No way I will be lifted on to the stretcher to be taken to the radiology. No way this is happening to me. (Mind talk)

The stretcher ride was bumpy, steely hard and I shouted in pain as the technician gently changed the position of the knee to confirm my fears. The knee cap had indeed broken into multiple pieces.

Why are you asking me so many questions? I am in pain. Is this the time? You are not following the history -taking protocol (Mind talk)

The questions about my health, my fall and my medications started coming in succession as the junior doctor began the admission process. He is missing some points in the patient history, the teacher in me thought. Should  I correct him? A silent nod, a few answers, thank-you  Mam, and I was given the band on my wrist that said, patient for surgery!

I don’t think I should take spinal anaesthesia, just a jab of the general anaesthetic through my vein and life gets simpler. (Mind talk)

I sat silently in the position given by the chief anaesthetist and waited patiently for the needle to prick my back for the spinal anaesthesia. Thankfully the rest was a total blur and no more opinions flooded my mind till I was made to lie flat.

I will not go under the knife! As a surgeon, I always stand on the right side of the operation table and wield the scalpel.  I am sure there could be a way out of this. (Mind talk)

The Operation-table was warm, the over-head lights bright, and the gentle hushed voices of the surgeons, staff nurses and technicians was all I remember before finding myself a few hours later on the patient bed in a beautiful room with flowers and a television.

No, not that antibiotic and that pain killer. What is its microbial cover? Check the expiry date of the medicine, is the syringe just opened from its pack, has it been diluted correctly, is it going to be given slowly?????  (Mind talk)

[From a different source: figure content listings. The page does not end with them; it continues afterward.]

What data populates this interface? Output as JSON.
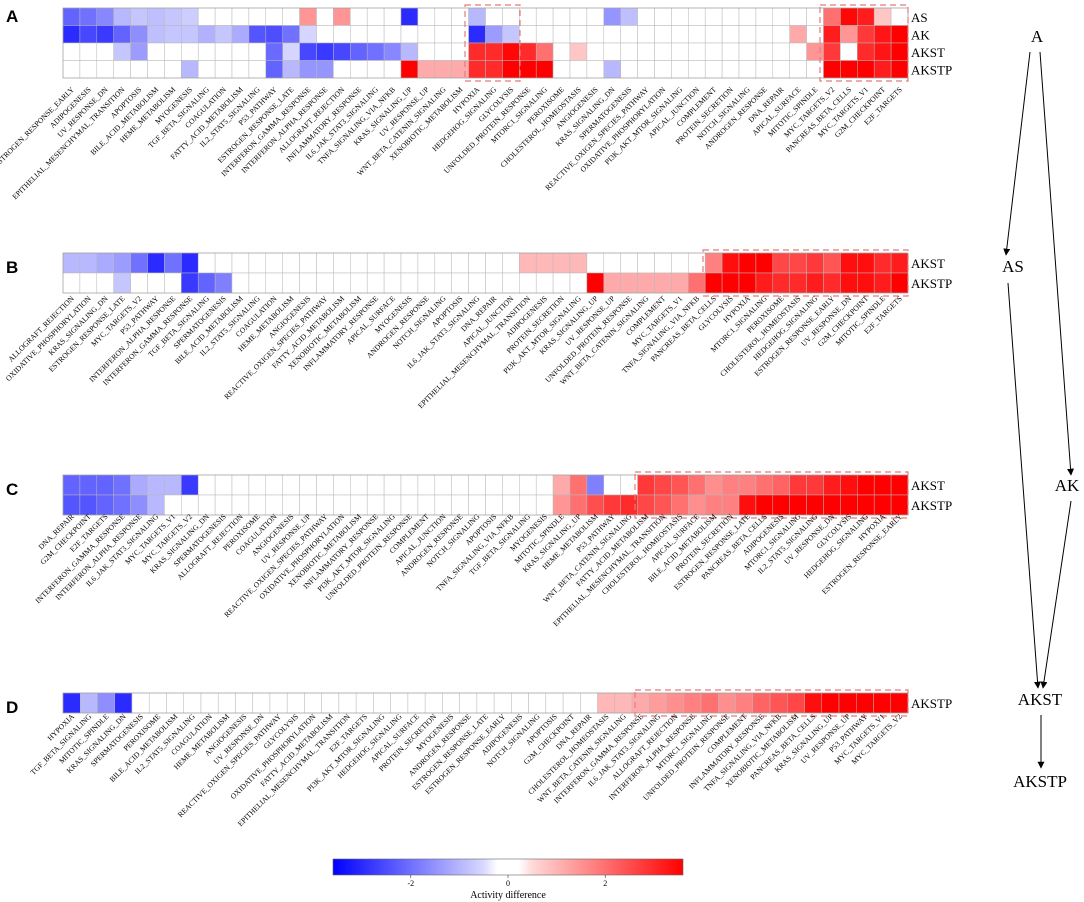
{
  "chart_data": [
    {
      "type": "heatmap",
      "panel": "A",
      "rows": [
        "AS",
        "AK",
        "AKST",
        "AKSTP"
      ],
      "columns": [
        "ESTROGEN_RESPONSE_EARLY",
        "ADIPOGENESIS",
        "UV_RESPONSE_DN",
        "EPITHELIAL_MESENCHYMAL_TRANSITION",
        "APOPTOSIS",
        "BILE_ACID_METABOLISM",
        "HEME_METABOLISM",
        "MYOGENESIS",
        "TGF_BETA_SIGNALING",
        "COAGULATION",
        "FATTY_ACID_METABOLISM",
        "IL2_STAT5_SIGNALING",
        "P53_PATHWAY",
        "ESTROGEN_RESPONSE_LATE",
        "INTERFERON_GAMMA_RESPONSE",
        "INTERFERON_ALPHA_RESPONSE",
        "ALLOGRAFT_REJECTION",
        "INFLAMMATORY_RESPONSE",
        "IL6_JAK_STAT3_SIGNALING",
        "TNFA_SIGNALING_VIA_NFKB",
        "KRAS_SIGNALING_UP",
        "UV_RESPONSE_UP",
        "WNT_BETA_CATENIN_SIGNALING",
        "XENOBIOTIC_METABOLISM",
        "HYPOXIA",
        "HEDGEHOG_SIGNALING",
        "GLYCOLYSIS",
        "UNFOLDED_PROTEIN_RESPONSE",
        "MTORC1_SIGNALING",
        "PEROXISOME",
        "CHOLESTEROL_HOMEOSTASIS",
        "ANGIOGENESIS",
        "KRAS_SIGNALING_DN",
        "SPERMATOGENESIS",
        "REACTIVE_OXIGEN_SPECIES_PATHWAY",
        "OXIDATIVE_PHOSPHORYLATION",
        "PI3K_AKT_MTOR_SIGNALING",
        "APICAL_JUNCTION",
        "COMPLEMENT",
        "PROTEIN_SECRETION",
        "NOTCH_SIGNALING",
        "ANDROGEN_RESPONSE",
        "DNA_REPAIR",
        "APICAL_SURFACE",
        "MITOTIC_SPINDLE",
        "MYC_TARGETS_V2",
        "PANCREAS_BETA_CELLS",
        "MYC_TARGETS_V1",
        "G2M_CHECKPOINT",
        "E2F_TARGETS"
      ],
      "values": [
        [
          -2.2,
          -2.0,
          -1.7,
          -1.0,
          -0.8,
          -0.9,
          -0.8,
          -0.7,
          0,
          0,
          0,
          0,
          0,
          0,
          1.5,
          0,
          1.5,
          0,
          0,
          0,
          -3.0,
          0,
          0,
          0,
          -1.0,
          0,
          0,
          0,
          0,
          0,
          0,
          0,
          -1.5,
          -0.9,
          0,
          0,
          0,
          0,
          0,
          0,
          0,
          0,
          0,
          0,
          0,
          2.0,
          3.5,
          3.2,
          0.8,
          0
        ],
        [
          -3.0,
          -2.6,
          -2.8,
          -2.2,
          -1.6,
          -0.9,
          -0.8,
          -0.8,
          -1.1,
          -0.8,
          -1.2,
          -2.4,
          -2.5,
          -2.0,
          -0.6,
          0,
          0,
          0,
          0,
          0,
          0,
          0,
          0,
          0,
          -3.0,
          -1.4,
          -0.8,
          0,
          0,
          0,
          0,
          0,
          0,
          0,
          0,
          0,
          0,
          0,
          0,
          0,
          0,
          0,
          0,
          1.2,
          0,
          3.2,
          1.5,
          2.8,
          3.3,
          3.6
        ],
        [
          0,
          0,
          0,
          -0.8,
          -1.4,
          0,
          0,
          0,
          0,
          0,
          0,
          0,
          -2.1,
          -0.6,
          -2.6,
          -2.8,
          -2.6,
          -2.2,
          -2.0,
          -1.7,
          -1.0,
          0,
          0,
          0,
          3.0,
          3.0,
          3.5,
          3.0,
          2.0,
          0,
          0.8,
          0,
          0,
          0,
          0,
          0,
          0,
          0,
          0,
          0,
          0,
          0,
          0,
          0,
          1.5,
          2.8,
          0,
          3.0,
          3.3,
          3.6
        ],
        [
          0,
          0,
          0,
          0,
          0,
          0,
          0,
          -1.0,
          0,
          0,
          0,
          0,
          -2.2,
          -1.0,
          -1.5,
          -1.5,
          0,
          0,
          0,
          0,
          3.6,
          1.2,
          1.2,
          1.2,
          3.0,
          3.0,
          3.6,
          3.6,
          3.6,
          0,
          0,
          0,
          -1.0,
          0,
          0,
          0,
          0,
          0,
          0,
          0,
          0,
          0,
          0,
          0,
          0,
          3.6,
          3.6,
          3.6,
          3.2,
          3.6
        ]
      ]
    },
    {
      "type": "heatmap",
      "panel": "B",
      "rows": [
        "AKST",
        "AKSTP"
      ],
      "columns": [
        "ALLOGRAFT_REJECTION",
        "OXIDATIVE_PHOSPHORYLATION",
        "KRAS_SIGNALING_DN",
        "ESTROGEN_RESPONSE_LATE",
        "MYC_TARGETS_V2",
        "P53_PATHWAY",
        "INTERFERON_ALPHA_RESPONSE",
        "INTERFERON_GAMMA_RESPONSE",
        "TGF_BETA_SIGNALING",
        "SPERMATOGENESIS",
        "BILE_ACID_METABOLISM",
        "IL2_STAT5_SIGNALING",
        "COAGULATION",
        "HEME_METABOLISM",
        "ANGIOGENESIS",
        "REACTIVE_OXIGEN_SPECIES_PATHWAY",
        "FATTY_ACID_METABOLISM",
        "XENOBIOTIC_METABOLISM",
        "INFLAMMATORY_RESPONSE",
        "APICAL_SURFACE",
        "MYOGENESIS",
        "ANDROGEN_RESPONSE",
        "NOTCH_SIGNALING",
        "APOPTOSIS",
        "IL6_JAK_STAT3_SIGNALING",
        "DNA_REPAIR",
        "APICAL_JUNCTION",
        "EPITHELIAL_MESENCHYMAL_TRANSITION",
        "ADIPOGENESIS",
        "PROTEIN_SECRETION",
        "PI3K_AKT_MTOR_SIGNALING",
        "KRAS_SIGNALING_UP",
        "UV_RESPONSE_UP",
        "UNFOLDED_PROTEIN_RESPONSE",
        "WNT_BETA_CATENIN_SIGNALING",
        "COMPLEMENT",
        "MYC_TARGETS_V1",
        "TNFA_SIGNALING_VIA_NFKB",
        "PANCREAS_BETA_CELLS",
        "GLYCOLYSIS",
        "HYPOXIA",
        "MTORC1_SIGNALING",
        "PEROXISOME",
        "CHOLESTEROL_HOMEOSTASIS",
        "HEDGEHOG_SIGNALING",
        "ESTROGEN_RESPONSE_EARLY",
        "UV_RESPONSE_DN",
        "G2M_CHECKPOINT",
        "MITOTIC_SPINDLE",
        "E2F_TARGETS"
      ],
      "values": [
        [
          -1.0,
          -1.0,
          -1.2,
          -1.4,
          -2.0,
          -3.0,
          -2.0,
          -3.0,
          0,
          0,
          0,
          0,
          0,
          0,
          0,
          0,
          0,
          0,
          0,
          0,
          0,
          0,
          0,
          0,
          0,
          0,
          0,
          1.0,
          1.0,
          1.0,
          1.0,
          0,
          0,
          0,
          0,
          0,
          0,
          0,
          1.8,
          3.4,
          3.6,
          3.6,
          2.6,
          2.6,
          2.8,
          2.4,
          3.4,
          3.4,
          3.0,
          3.2
        ],
        [
          0,
          0,
          0,
          -0.8,
          0,
          0,
          0,
          -2.8,
          -2.2,
          -1.8,
          0,
          0,
          0,
          0,
          0,
          0,
          0,
          0,
          0,
          0,
          0,
          0,
          0,
          0,
          0,
          0,
          0,
          0,
          0,
          0,
          0,
          3.6,
          1.2,
          1.2,
          1.2,
          1.2,
          1.2,
          2.0,
          3.6,
          3.6,
          3.6,
          3.2,
          3.0,
          3.0,
          3.2,
          3.0,
          3.4,
          3.4,
          3.2,
          3.6
        ]
      ]
    },
    {
      "type": "heatmap",
      "panel": "C",
      "rows": [
        "AKST",
        "AKSTP"
      ],
      "columns": [
        "DNA_REPAIR",
        "G2M_CHECKPOINT",
        "E2F_TARGETS",
        "INTERFERON_GAMMA_RESPONSE",
        "INTERFERON_ALPHA_RESPONSE",
        "IL6_JAK_STAT3_SIGNALING",
        "MYC_TARGETS_V1",
        "MYC_TARGETS_V2",
        "KRAS_SIGNALING_DN",
        "SPERMATOGENESIS",
        "ALLOGRAFT_REJECTION",
        "PEROXISOME",
        "COAGULATION",
        "ANGIOGENESIS",
        "UV_RESPONSE_UP",
        "REACTIVE_OXIGEN_SPECIES_PATHWAY",
        "OXIDATIVE_PHOSPHORYLATION",
        "XENOBIOTIC_METABOLISM",
        "INFLAMMATORY_RESPONSE",
        "PI3K_AKT_MTOR_SIGNALING",
        "UNFOLDED_PROTEIN_RESPONSE",
        "COMPLEMENT",
        "APICAL_JUNCTION",
        "ANDROGEN_RESPONSE",
        "NOTCH_SIGNALING",
        "APOPTOSIS",
        "TNFA_SIGNALING_VIA_NFKB",
        "TGF_BETA_SIGNALING",
        "MYOGENESIS",
        "MITOTIC_SPINDLE",
        "KRAS_SIGNALING_UP",
        "HEME_METABOLISM",
        "P53_PATHWAY",
        "WNT_BETA_CATENIN_SIGNALING",
        "FATTY_ACID_METABOLISM",
        "EPITHELIAL_MESENCHYMAL_TRANSITION",
        "CHOLESTEROL_HOMEOSTASIS",
        "APICAL_SURFACE",
        "BILE_ACID_METABOLISM",
        "PROTEIN_SECRETION",
        "ESTROGEN_RESPONSE_LATE",
        "PANCREAS_BETA_CELLS",
        "ADIPOGENESIS",
        "MTORC1_SIGNALING",
        "IL2_STAT5_SIGNALING",
        "UV_RESPONSE_DN",
        "GLYCOLYSIS",
        "HEDGEHOG_SIGNALING",
        "HYPOXIA",
        "ESTROGEN_RESPONSE_EARLY"
      ],
      "values": [
        [
          -2.2,
          -2.2,
          -2.2,
          -2.0,
          -1.2,
          -1.0,
          -1.0,
          -2.8,
          0,
          0,
          0,
          0,
          0,
          0,
          0,
          0,
          0,
          0,
          0,
          0,
          0,
          0,
          0,
          0,
          0,
          0,
          0,
          0,
          0,
          1.2,
          2.0,
          -1.8,
          0,
          0,
          2.8,
          2.6,
          2.4,
          2.0,
          1.6,
          1.8,
          1.8,
          2.0,
          2.2,
          2.8,
          2.8,
          3.2,
          3.4,
          3.6,
          3.6,
          3.6
        ],
        [
          -2.4,
          -2.4,
          -2.2,
          -2.0,
          -1.6,
          -1.0,
          0,
          0,
          0,
          0,
          0,
          0,
          0,
          0,
          0,
          0,
          0,
          0,
          0,
          0,
          0,
          0,
          0,
          0,
          0,
          0,
          0,
          0,
          0,
          1.5,
          2.0,
          2.5,
          2.8,
          3.0,
          2.6,
          2.4,
          2.0,
          1.6,
          1.8,
          1.8,
          3.4,
          3.6,
          3.6,
          3.6,
          3.6,
          3.6,
          3.6,
          3.6,
          3.6,
          3.6
        ]
      ]
    },
    {
      "type": "heatmap",
      "panel": "D",
      "rows": [
        "AKSTP"
      ],
      "columns": [
        "HYPOXIA",
        "TGF_BETA_SIGNALING",
        "MITOTIC_SPINDLE",
        "KRAS_SIGNALING_DN",
        "SPERMATOGENESIS",
        "PEROXISOME",
        "BILE_ACID_METABOLISM",
        "IL2_STAT5_SIGNALING",
        "COAGULATION",
        "HEME_METABOLISM",
        "ANGIOGENESIS",
        "UV_RESPONSE_DN",
        "REACTIVE_OXIGEN_SPECIES_PATHWAY",
        "GLYCOLYSIS",
        "OXIDATIVE_PHOSPHORYLATION",
        "FATTY_ACID_METABOLISM",
        "EPITHELIAL_MESENCHYMAL_TRANSITION",
        "E2F_TARGETS",
        "PI3K_AKT_MTOR_SIGNALING",
        "HEDGEHOG_SIGNALING",
        "APICAL_SURFACE",
        "PROTEIN_SECRETION",
        "MYOGENESIS",
        "ANDROGEN_RESPONSE",
        "ESTROGEN_RESPONSE_LATE",
        "ESTROGEN_RESPONSE_EARLY",
        "ADIPOGENESIS",
        "NOTCH_SIGNALING",
        "APOPTOSIS",
        "G2M_CHECKPOINT",
        "DNA_REPAIR",
        "CHOLESTEROL_HOMEOSTASIS",
        "WNT_BETA_CATENIN_SIGNALING",
        "INTERFERON_GAMMA_RESPONSE",
        "IL6_JAK_STAT3_SIGNALING",
        "ALLOGRAFT_REJECTION",
        "INTERFERON_ALPHA_RESPONSE",
        "MTORC1_SIGNALING",
        "UNFOLDED_PROTEIN_RESPONSE",
        "COMPLEMENT",
        "INFLAMMATORY_RESPONSE",
        "TNFA_SIGNALING_VIA_NFKB",
        "XENOBIOTIC_METABOLISM",
        "PANCREAS_BETA_CELLS",
        "KRAS_SIGNALING_UP",
        "UV_RESPONSE_UP",
        "P53_PATHWAY",
        "MYC_TARGETS_V1",
        "MYC_TARGETS_V2"
      ],
      "values": [
        [
          -3.0,
          -1.0,
          -1.6,
          -3.0,
          0,
          0,
          0,
          0,
          0,
          0,
          0,
          0,
          0,
          0,
          0,
          0,
          0,
          0,
          0,
          0,
          0,
          0,
          0,
          0,
          0,
          0,
          0,
          0,
          0,
          0,
          0,
          1.0,
          1.0,
          1.2,
          1.4,
          1.6,
          1.8,
          2.0,
          1.6,
          1.8,
          2.2,
          2.4,
          2.6,
          3.4,
          3.6,
          3.6,
          3.6,
          3.6,
          3.6
        ]
      ]
    },
    {
      "type": "colorbar",
      "label": "Activity difference",
      "ticks": [
        "-2",
        "0",
        "2"
      ],
      "range": [
        -3.6,
        3.6
      ],
      "colors": {
        "low": "#0000ff",
        "mid": "#ffffff",
        "high": "#ff0000"
      }
    },
    {
      "type": "diagram",
      "nodes": [
        "A",
        "AS",
        "AK",
        "AKST",
        "AKSTP"
      ],
      "edges": [
        [
          "A",
          "AS"
        ],
        [
          "A",
          "AK"
        ],
        [
          "AS",
          "AKST"
        ],
        [
          "AK",
          "AKST"
        ],
        [
          "AKST",
          "AKSTP"
        ]
      ]
    }
  ],
  "panel_labels": [
    "A",
    "B",
    "C",
    "D"
  ]
}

I looked through hazy eyes as the nurse filled the antibiotic syringe and without a word, pumped the fluid into my vein, locked the tube, collected her things and walked out with a smile.

I will be fine! I know exactly how a body responds to trauma and heals.  (Mind talk)

It was when I took my first step on the walker, that I realised I was truly handicapped for that time. I needed support, I needed help and most importantly, I needed guidance from the experts to learn how to walk all over again. I needed to know when I will be back to normal again. Questions whose answers I did not know, even as a doctor myself.

I needed to surrender to the reality that I was a patient.

I needed to step out of my identity and assume the new one of being on the other side of the consulting table.

It was a difficult time but the challenge was to be a patient, patiently and wholeheartedly. It was the acceptance that however trained you are to save a life or cure a disease, there are aspects of the human body that you can never understand till you become a patient. There are experts in each fields who know the nitty gritty of that disease and must be listened to.

It is the basic tenet of healing, of the mind and the body, that one must surrender completely, walk out of the skin one is wearing and allow the healer to help one heal.

As a patient it is necessary to let go of the aura one develops as a doctor about knowledge of the body and one’s control over its functioning.

Doctors are cursed, they say! Now I know why.

Doctors make bad patients, they say! Now I know why.

But it’s never too late to learn and I learnt my lesson well.

I am well on my way to complete recovery now.

Dear Doctors, stay healthy!

But for those who may become patients, I wonder if you will learn your lesson the hard way or accept that it is in our interest to be ‘to be’ and not ‘not to be’ a good patient!